Second, chemotherapy was effective in shrinking the tumor and restoring the platelet count, even in patients with severe thrombocytopenia, with no significant adverse events. Considering these findings, secondary ITP with NHL should be treated differently from primary ITP.

The reason for the failure of IVIG to increase the platelet count was not clear (3-5,13,15) but might be related to the etiology of the reduction in the platelet count (2). IVIG is only intended to provide a temporary increase in the platelet count, as it does not treat the primary disease mimicking thrombocytopenia. Therefore, chemotherapy for the primary disease may be the optimal treatment (16). The mechanisms of action of IVIG are not entirely clear in patients with primary and secondary ITP. The blockade of Fcγ receptors on macrophages, Kupffer cells, and immunoglobulins is a widely recognized mechanism (17,18), but it is not the only one. Cytokines and T cells may also be involved in the effects of IVIG (19-23). Patients with secondary ITP with malignant lymphoma might have different outcomes regarding those cells and proteins as well as other factors that may cause thrombocytopenia compared with patients who have primary ITP. Malignant lymphoma cells might elicit the production of specific antibodies. Given the above factors, a complex network might be involved.

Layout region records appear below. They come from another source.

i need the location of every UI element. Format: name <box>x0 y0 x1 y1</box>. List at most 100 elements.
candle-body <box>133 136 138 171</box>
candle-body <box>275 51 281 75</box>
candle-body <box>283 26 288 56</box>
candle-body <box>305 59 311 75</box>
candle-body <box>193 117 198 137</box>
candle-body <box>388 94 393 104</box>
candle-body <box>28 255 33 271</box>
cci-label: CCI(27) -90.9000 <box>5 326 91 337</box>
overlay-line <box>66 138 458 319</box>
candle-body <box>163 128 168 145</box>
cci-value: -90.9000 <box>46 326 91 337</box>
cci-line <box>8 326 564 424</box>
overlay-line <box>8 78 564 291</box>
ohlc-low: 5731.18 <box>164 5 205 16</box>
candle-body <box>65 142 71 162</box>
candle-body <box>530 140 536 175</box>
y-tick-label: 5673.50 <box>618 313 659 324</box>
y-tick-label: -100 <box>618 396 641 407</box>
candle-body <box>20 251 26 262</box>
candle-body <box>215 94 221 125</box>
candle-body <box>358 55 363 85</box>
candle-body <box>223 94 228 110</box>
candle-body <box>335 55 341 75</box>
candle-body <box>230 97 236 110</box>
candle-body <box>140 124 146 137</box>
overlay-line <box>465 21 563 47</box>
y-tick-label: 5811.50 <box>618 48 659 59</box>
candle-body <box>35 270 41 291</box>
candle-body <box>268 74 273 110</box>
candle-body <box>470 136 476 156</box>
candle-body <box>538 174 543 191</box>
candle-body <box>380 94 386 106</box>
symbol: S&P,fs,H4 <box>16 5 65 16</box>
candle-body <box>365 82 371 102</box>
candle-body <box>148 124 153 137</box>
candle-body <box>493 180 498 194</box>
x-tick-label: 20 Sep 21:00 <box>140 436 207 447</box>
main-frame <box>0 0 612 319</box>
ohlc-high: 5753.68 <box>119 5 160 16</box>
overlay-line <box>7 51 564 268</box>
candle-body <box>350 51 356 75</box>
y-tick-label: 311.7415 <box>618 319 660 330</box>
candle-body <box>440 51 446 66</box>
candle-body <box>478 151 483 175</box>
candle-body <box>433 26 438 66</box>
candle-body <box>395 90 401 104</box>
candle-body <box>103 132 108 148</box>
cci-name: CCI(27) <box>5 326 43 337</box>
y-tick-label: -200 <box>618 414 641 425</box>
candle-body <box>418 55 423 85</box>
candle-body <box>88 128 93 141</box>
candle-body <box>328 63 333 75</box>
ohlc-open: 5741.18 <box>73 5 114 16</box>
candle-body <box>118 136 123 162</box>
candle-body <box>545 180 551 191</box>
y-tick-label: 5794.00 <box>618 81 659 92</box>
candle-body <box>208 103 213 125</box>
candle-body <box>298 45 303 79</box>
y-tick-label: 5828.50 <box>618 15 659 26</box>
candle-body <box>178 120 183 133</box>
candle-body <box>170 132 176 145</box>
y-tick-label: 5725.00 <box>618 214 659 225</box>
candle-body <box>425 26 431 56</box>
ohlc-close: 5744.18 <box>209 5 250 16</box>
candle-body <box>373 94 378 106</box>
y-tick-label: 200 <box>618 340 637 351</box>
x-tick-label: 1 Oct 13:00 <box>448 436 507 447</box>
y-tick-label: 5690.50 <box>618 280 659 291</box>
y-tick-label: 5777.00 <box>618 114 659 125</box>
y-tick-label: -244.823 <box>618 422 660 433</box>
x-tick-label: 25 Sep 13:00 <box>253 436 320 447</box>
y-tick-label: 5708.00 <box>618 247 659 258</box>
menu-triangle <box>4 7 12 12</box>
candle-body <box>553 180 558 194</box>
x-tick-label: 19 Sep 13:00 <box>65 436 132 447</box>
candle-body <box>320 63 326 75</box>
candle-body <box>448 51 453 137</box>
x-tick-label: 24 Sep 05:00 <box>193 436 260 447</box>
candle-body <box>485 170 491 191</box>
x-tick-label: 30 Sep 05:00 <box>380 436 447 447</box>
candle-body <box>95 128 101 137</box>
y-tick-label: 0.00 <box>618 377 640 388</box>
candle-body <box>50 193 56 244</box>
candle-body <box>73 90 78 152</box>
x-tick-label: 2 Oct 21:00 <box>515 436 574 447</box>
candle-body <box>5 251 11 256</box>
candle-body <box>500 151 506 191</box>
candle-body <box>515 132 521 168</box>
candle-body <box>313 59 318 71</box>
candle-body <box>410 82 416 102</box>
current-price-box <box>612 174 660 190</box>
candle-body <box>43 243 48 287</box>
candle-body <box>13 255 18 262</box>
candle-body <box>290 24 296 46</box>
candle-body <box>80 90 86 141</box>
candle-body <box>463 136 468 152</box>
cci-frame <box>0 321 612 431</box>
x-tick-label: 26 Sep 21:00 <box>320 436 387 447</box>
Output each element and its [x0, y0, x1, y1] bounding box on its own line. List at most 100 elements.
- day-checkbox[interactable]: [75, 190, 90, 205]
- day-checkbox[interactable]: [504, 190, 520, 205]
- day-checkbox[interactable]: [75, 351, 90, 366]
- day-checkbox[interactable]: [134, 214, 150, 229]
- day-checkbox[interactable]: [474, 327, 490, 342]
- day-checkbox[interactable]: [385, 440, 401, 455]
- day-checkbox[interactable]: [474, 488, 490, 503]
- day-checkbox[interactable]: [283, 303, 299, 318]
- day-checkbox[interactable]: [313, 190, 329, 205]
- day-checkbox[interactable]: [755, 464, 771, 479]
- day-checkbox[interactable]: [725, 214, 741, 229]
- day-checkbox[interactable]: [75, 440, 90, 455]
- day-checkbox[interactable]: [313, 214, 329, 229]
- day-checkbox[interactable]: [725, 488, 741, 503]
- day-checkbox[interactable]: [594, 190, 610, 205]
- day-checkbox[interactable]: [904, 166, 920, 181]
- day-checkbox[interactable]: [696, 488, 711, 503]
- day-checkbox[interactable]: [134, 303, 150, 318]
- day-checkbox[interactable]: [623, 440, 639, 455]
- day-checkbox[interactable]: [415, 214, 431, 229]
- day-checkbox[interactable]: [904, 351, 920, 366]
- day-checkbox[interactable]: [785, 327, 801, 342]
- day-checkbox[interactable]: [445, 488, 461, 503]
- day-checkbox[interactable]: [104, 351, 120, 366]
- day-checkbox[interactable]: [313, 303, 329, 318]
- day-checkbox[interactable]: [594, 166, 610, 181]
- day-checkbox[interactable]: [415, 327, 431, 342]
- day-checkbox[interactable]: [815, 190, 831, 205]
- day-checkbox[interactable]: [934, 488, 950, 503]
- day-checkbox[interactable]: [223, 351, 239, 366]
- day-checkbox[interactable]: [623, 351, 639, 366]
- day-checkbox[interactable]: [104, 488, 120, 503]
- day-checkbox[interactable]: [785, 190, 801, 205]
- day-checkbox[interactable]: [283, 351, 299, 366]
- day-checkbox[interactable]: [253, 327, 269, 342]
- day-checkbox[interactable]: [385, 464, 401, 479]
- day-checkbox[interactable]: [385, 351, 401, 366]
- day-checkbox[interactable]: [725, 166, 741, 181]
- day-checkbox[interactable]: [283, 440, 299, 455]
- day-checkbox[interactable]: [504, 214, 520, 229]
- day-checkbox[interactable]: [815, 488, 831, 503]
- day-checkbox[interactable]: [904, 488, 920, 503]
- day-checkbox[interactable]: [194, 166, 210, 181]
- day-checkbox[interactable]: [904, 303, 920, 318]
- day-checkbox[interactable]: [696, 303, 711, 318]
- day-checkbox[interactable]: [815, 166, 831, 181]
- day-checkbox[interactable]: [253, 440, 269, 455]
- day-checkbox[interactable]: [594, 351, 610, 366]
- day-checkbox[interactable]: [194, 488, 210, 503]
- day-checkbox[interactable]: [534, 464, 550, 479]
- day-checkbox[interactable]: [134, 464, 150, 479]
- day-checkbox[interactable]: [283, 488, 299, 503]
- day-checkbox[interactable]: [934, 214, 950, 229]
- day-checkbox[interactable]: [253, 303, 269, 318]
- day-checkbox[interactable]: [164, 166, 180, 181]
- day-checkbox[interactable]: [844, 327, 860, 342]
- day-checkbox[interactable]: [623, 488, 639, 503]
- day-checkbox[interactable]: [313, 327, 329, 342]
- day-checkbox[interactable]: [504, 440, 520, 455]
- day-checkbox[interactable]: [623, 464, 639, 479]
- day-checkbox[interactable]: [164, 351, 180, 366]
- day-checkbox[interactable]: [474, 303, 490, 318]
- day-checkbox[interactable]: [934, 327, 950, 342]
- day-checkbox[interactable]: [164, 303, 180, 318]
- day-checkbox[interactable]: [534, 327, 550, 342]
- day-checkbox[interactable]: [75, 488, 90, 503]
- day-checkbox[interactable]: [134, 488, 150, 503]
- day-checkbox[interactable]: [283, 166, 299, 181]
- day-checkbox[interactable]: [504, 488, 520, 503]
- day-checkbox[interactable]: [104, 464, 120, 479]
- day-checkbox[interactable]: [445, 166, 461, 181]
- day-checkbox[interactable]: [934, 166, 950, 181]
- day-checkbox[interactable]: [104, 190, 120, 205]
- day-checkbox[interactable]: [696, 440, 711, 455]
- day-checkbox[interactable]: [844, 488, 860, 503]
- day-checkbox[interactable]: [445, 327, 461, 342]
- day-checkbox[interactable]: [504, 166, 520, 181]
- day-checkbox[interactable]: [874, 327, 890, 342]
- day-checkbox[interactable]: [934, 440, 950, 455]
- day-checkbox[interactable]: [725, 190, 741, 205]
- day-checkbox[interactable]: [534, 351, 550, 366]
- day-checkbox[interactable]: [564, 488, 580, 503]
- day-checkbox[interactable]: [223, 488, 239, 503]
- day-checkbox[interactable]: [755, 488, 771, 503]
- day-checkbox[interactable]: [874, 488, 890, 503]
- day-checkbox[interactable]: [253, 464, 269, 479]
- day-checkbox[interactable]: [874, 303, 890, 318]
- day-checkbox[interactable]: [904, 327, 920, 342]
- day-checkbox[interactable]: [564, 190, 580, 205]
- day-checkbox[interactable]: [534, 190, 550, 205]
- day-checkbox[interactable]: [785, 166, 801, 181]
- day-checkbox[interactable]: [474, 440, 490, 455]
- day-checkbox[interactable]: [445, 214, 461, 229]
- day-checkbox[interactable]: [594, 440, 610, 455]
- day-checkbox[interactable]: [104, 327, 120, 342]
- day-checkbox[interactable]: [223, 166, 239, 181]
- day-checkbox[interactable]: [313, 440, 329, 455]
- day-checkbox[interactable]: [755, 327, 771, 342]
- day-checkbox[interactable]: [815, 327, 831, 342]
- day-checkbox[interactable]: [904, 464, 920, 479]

IVIG was not effective against secondary ITP with NHL, while chemotherapy provided a beneficial effect. These observations are of great clinical importance in terms of medical expenditure, given that IVIG is an expensive treatment; therefore, adjusting the treatment strategy might improve patient outcomes and reduce costs.

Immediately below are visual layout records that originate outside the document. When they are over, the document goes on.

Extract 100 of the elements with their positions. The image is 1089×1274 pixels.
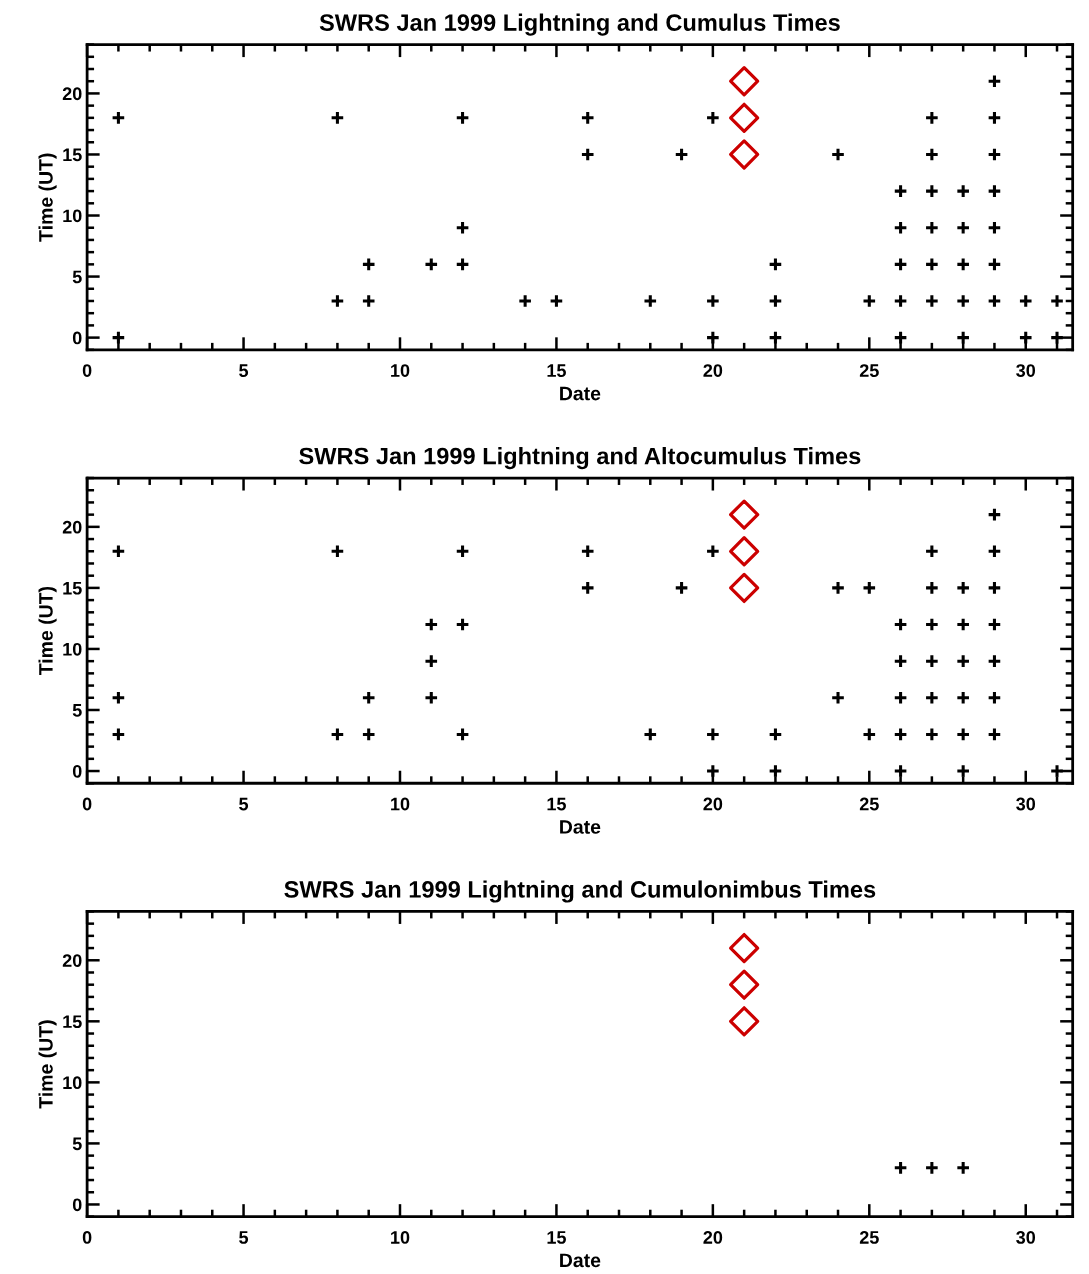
point — [455, 257, 470, 272]
x-tick-label: 25 — [859, 364, 879, 377]
point — [830, 690, 846, 706]
point — [729, 499, 760, 530]
point — [1018, 330, 1034, 345]
x-tick-label: 0 — [82, 797, 92, 811]
y-tick-label: 15 — [63, 582, 82, 595]
x-axis-title: Date — [560, 820, 601, 834]
point — [423, 257, 439, 272]
point — [924, 147, 940, 162]
point — [861, 727, 877, 742]
point — [455, 543, 470, 559]
x-tick-label: 0 — [82, 364, 92, 377]
point — [955, 763, 971, 779]
point — [893, 727, 908, 742]
point — [768, 257, 783, 272]
point — [893, 257, 908, 272]
point — [987, 617, 1002, 632]
point — [111, 543, 126, 559]
point — [987, 183, 1002, 199]
point — [924, 690, 940, 706]
point — [1049, 763, 1065, 779]
point — [987, 690, 1002, 706]
point — [423, 617, 439, 632]
point — [330, 543, 345, 559]
point — [830, 147, 846, 162]
chart-title: SWRS Jan 1999 Lightning and Cumulus Times — [319, 13, 840, 36]
x-tick-label: 15 — [547, 364, 566, 377]
point — [893, 220, 908, 236]
y-tick-label: 10 — [63, 642, 82, 656]
point — [924, 580, 940, 596]
point — [330, 293, 345, 309]
point — [955, 617, 971, 632]
x-tick-label: 20 — [703, 364, 723, 377]
point — [423, 690, 439, 706]
point — [987, 507, 1002, 522]
point — [674, 147, 689, 162]
y-tick-label: 0 — [72, 331, 82, 345]
point — [893, 617, 908, 632]
x-tick-label: 30 — [1016, 1231, 1036, 1244]
point — [955, 293, 971, 309]
point — [642, 293, 658, 309]
x-tick-label: 20 — [703, 1231, 723, 1244]
point — [361, 727, 377, 742]
point — [455, 110, 470, 126]
point — [987, 220, 1002, 236]
point — [893, 183, 908, 199]
y-tick-label: 5 — [72, 270, 82, 284]
point — [924, 110, 940, 126]
x-tick-label: 25 — [859, 1231, 879, 1244]
x-tick-label: 15 — [547, 797, 566, 811]
x-tick-label: 0 — [82, 1231, 92, 1244]
point — [955, 1160, 971, 1176]
point — [893, 1160, 908, 1176]
point — [987, 257, 1002, 272]
x-axis-title: Date — [560, 386, 601, 401]
x-tick-label: 10 — [391, 797, 410, 811]
y-axis-title: Time (UT) — [38, 153, 57, 242]
point — [330, 110, 345, 126]
point — [729, 536, 760, 567]
point — [924, 220, 940, 236]
y-tick-label: 20 — [62, 954, 82, 967]
point — [361, 690, 377, 706]
y-tick-label: 20 — [62, 87, 82, 101]
point — [705, 330, 721, 345]
point — [955, 580, 971, 596]
point — [705, 543, 721, 559]
x-tick-label: 30 — [1016, 364, 1036, 377]
point — [111, 727, 126, 742]
point — [987, 147, 1002, 162]
point — [924, 617, 940, 632]
point — [580, 580, 596, 596]
x-tick-label: 5 — [239, 364, 249, 377]
point — [517, 293, 533, 309]
point — [455, 220, 470, 236]
x-tick-label: 20 — [703, 797, 723, 811]
point — [1049, 293, 1065, 309]
point — [924, 727, 940, 742]
point — [830, 580, 846, 596]
point — [987, 543, 1002, 559]
point — [955, 257, 971, 272]
point — [729, 969, 760, 1000]
point — [893, 653, 908, 669]
point — [955, 727, 971, 742]
point — [893, 293, 908, 309]
y-axis-title: Time (UT) — [38, 1020, 57, 1109]
point — [1049, 330, 1065, 345]
point — [955, 653, 971, 669]
x-tick-label: 25 — [859, 797, 879, 811]
point — [987, 727, 1002, 742]
point — [330, 727, 345, 742]
y-tick-label: 0 — [72, 764, 82, 778]
point — [924, 1160, 940, 1176]
point — [361, 257, 377, 272]
point — [729, 102, 760, 133]
point — [987, 110, 1002, 126]
x-tick-label: 30 — [1016, 797, 1036, 811]
point — [705, 110, 721, 126]
x-tick-label: 5 — [239, 1231, 249, 1244]
x-tick-label: 15 — [547, 1231, 566, 1244]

The findings described in our case report and previous literature indicate that the implementation of chemotherapy should take priority over the use of IVIG in patients with secondary ITP with NHL.

Informed consent was obtained from the patient for publication of this case report.

The authors state that they have no Conflict of Interest (COI).